Wednesday, August 17, 2011


Indians all over the world have been gripped with the happenings in Delhi over the last couple of weeks - where Anna Hazare has been leading a crusade against corruption through pressing for a LokPal Bill which he and his team has drafted.

There has been quite a debate on how the war against corruption has to be waged in the country. Many of us has been quite overwhelmed by the sort of crowds that Mr. Hazare and his team has been able to muster.

However, we need to realise that corruption is very much entrenched in our present culture. Since I came to know about Mr. Hazare's campaign and the fiascos which have been unearthened regarding the 2G spectrum allotment, the commonwealth games etc. I was reminiscing about my trysts with corruption.

Since I've been travelling quite a lot over the last few months, the first thought that comes to me is the Indian Railways. Even as I sit in the New Delhi-Ranchi Garib Rath, I've seen the Ticket Examiner discretely calling passengers with Reserved Against Cancellation (RAC) tickets to the vestibular area between the coaches and offering them confirmed berths at an unaccounted extra cost. It is quite common to see this happening whenever the train is fully booked. And it becomes quite rampant during festival season when almost the whole country is travelling.

If you go to the metro cities it is very common to find people coming and ask you if you need confirmed train tickets. It does not need much imagination to conclude about a possible unholy nexus between the reservation agents and the railway authorities.

The most unfortunate part is that many people do not see this as corruption. I've had people giving me all sorts of explanation for this sort of thing. Few people told me that it is part of human behaviour and few told me that many poor earn their livings such. However, I'm very definite that this is corruption and steps need to be taken to discourage such practices in the railways.

The second instance which comes to my mind is an account of my friend who was trying to get his land registered in his name after his father had passed away. There was a clear will which was written whereby the land was bequethed to him. To formalise the procedure, he had taken the help of a lawyer. My friend told me that the first thing the lawyer told him was that he should be ready to pay a certain amount to the tehsildar and the land records office so that everything will be done smoothly. My friend was shocked - here was a man who is supposed to a custodian of the law telling him outrightly to encourage corruption.

The third instance is that of my friend about whom I had narrated in my blog Someone in his family had committed suicide. The police told him very clearly that things could be unpredictable unless he is ready to cough up some money. The 'some money' was 20,000 Indian Rupees.
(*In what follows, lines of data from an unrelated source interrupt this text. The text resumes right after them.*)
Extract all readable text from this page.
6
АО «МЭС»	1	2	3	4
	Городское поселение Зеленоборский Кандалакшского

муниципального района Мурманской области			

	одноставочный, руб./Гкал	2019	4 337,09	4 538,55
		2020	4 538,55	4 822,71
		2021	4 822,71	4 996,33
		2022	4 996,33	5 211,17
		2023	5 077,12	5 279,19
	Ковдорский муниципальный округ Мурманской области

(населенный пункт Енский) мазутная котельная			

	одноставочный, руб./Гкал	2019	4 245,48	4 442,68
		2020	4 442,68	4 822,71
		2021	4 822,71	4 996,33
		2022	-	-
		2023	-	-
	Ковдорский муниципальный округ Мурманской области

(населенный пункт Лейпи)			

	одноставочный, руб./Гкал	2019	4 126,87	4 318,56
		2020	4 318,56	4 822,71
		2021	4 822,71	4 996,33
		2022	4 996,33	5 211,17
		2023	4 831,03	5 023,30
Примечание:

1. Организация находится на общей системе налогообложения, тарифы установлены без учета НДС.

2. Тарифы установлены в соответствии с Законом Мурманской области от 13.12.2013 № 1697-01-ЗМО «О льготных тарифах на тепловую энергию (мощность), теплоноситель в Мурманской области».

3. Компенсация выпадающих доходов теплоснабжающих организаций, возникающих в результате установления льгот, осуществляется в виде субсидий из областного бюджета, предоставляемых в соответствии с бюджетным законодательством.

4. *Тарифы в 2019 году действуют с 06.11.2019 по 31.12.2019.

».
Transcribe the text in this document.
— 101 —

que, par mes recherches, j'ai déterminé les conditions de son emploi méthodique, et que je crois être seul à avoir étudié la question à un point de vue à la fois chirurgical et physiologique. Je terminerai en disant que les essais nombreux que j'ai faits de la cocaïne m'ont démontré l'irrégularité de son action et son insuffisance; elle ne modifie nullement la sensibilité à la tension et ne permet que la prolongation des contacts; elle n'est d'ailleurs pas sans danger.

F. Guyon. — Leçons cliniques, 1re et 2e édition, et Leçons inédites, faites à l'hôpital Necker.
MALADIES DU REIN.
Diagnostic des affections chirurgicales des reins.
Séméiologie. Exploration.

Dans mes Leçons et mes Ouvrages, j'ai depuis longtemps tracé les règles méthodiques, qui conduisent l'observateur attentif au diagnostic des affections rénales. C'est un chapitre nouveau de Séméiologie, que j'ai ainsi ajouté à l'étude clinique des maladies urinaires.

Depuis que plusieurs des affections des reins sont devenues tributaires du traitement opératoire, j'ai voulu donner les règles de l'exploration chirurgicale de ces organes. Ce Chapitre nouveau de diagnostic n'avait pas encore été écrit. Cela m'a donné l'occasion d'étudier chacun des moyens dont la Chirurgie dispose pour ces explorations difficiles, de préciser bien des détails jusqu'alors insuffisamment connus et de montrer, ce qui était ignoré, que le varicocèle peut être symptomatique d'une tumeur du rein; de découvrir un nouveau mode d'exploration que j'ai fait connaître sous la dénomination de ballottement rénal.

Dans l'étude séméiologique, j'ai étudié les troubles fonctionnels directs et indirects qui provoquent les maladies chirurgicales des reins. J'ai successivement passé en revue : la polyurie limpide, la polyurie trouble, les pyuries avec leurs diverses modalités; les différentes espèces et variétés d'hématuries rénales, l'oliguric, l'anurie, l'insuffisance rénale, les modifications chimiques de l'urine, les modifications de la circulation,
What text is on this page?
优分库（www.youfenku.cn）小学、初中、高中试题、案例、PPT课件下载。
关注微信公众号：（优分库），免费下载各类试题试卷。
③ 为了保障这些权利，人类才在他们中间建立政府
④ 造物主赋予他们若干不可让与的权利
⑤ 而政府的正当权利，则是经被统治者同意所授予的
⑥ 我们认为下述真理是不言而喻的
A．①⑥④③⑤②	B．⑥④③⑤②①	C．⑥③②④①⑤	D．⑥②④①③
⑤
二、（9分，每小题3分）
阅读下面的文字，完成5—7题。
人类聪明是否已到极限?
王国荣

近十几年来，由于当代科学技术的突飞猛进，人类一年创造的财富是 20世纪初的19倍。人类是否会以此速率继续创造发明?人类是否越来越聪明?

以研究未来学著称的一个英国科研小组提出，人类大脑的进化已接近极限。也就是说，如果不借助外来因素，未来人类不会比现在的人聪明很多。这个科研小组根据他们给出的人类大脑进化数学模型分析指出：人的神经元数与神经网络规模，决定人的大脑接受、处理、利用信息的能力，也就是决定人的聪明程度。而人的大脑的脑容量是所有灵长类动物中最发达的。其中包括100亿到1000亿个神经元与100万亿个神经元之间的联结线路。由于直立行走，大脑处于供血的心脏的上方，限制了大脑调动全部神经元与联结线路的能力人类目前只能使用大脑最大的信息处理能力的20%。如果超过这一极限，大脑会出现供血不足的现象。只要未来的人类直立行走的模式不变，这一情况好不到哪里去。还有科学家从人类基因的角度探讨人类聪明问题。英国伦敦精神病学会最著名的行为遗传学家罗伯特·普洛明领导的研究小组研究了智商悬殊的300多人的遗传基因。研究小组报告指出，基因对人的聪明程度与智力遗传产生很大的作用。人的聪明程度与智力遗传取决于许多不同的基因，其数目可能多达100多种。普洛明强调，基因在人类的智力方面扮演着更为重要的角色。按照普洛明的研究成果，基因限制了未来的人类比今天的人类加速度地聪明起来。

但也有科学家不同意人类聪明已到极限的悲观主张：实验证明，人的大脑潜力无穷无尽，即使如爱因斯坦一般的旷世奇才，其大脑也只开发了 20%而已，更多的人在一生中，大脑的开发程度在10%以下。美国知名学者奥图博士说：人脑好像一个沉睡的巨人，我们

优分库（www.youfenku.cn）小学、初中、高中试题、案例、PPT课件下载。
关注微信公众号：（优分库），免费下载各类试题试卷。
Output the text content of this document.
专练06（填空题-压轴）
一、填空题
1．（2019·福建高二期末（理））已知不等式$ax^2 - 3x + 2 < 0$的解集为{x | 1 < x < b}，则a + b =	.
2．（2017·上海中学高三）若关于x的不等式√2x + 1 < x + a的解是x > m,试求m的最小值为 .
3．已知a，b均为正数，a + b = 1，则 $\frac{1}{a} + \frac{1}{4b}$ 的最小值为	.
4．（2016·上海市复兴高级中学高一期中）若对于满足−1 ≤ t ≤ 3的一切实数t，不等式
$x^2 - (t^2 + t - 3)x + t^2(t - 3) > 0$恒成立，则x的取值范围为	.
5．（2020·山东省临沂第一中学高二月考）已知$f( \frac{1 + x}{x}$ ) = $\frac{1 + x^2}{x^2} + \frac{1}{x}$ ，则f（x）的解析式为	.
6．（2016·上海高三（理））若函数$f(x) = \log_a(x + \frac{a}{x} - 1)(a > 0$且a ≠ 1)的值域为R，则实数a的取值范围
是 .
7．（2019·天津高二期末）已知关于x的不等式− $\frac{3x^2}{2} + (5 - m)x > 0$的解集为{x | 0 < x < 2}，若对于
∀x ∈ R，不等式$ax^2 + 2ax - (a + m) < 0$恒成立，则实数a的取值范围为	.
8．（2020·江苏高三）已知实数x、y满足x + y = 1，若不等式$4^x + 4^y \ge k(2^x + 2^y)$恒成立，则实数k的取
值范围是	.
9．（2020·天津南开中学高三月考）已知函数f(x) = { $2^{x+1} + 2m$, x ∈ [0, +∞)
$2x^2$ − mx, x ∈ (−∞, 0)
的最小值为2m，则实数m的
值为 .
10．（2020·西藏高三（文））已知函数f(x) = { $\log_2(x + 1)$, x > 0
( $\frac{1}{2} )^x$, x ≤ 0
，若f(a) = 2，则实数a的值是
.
If the money was not given, they could not assure him that the case will be closed without any problem. My friend who was already in quite a lot of stress ultimately ended paying up. Later, we tried finding out what problems could have occured. It seems that anyone can be framed for instigating suicide and if the police wanted it, they could really prolong the case and harass the family members. One of the policemen also stated that the usual charges was 50,000 Indian Rupees and because they knew my friend, the 'costs' were discounted. It was quite frightening.

I know that quite a lot of us would be able to narrate such incidences. In many instances similiar to the third story I just wrote, it becomes quite difficult. However, we need to realise that the crowds we see on television is just a miniscule of our population. The fact remains that majority of our population approve of corruption and using money-power to acquire our needs and wants have become the order of the day. I know of companies and organisations who have budgeted for corruption. The other day I came to know of an organisation who was budgeting 'speed money' as 'extortion money'.

Before I close this post, I should tell you about one of our former nurses who had applied to rejoin. We were quite surprised that she wanted to rejoin, as all of us knew that she had paid quite a large amount of money (about 200,000 Indian Rupees) to get a government job which pays her about three times of what she earns with us. I happened to talk to some of her acquaintances and I enquired about the reason why she is coming back. The explanation baffled me - it seems that nurses in government recieved their salaries once in 4-6 months and the amount being quite large - they had to pay part of it at various levels in the treasury office (place from where the salaries are made and given). So, this lady had calculated that working in a mission hospital like ours is better - although she will get a lesser salary, she will get it regularly without any hassles.

I sincerely pray that the efforts being taken by Anna will make each Indian think and take a decision to stand against corruption at all levels. The war against corruption needs to reach the grassroot levels.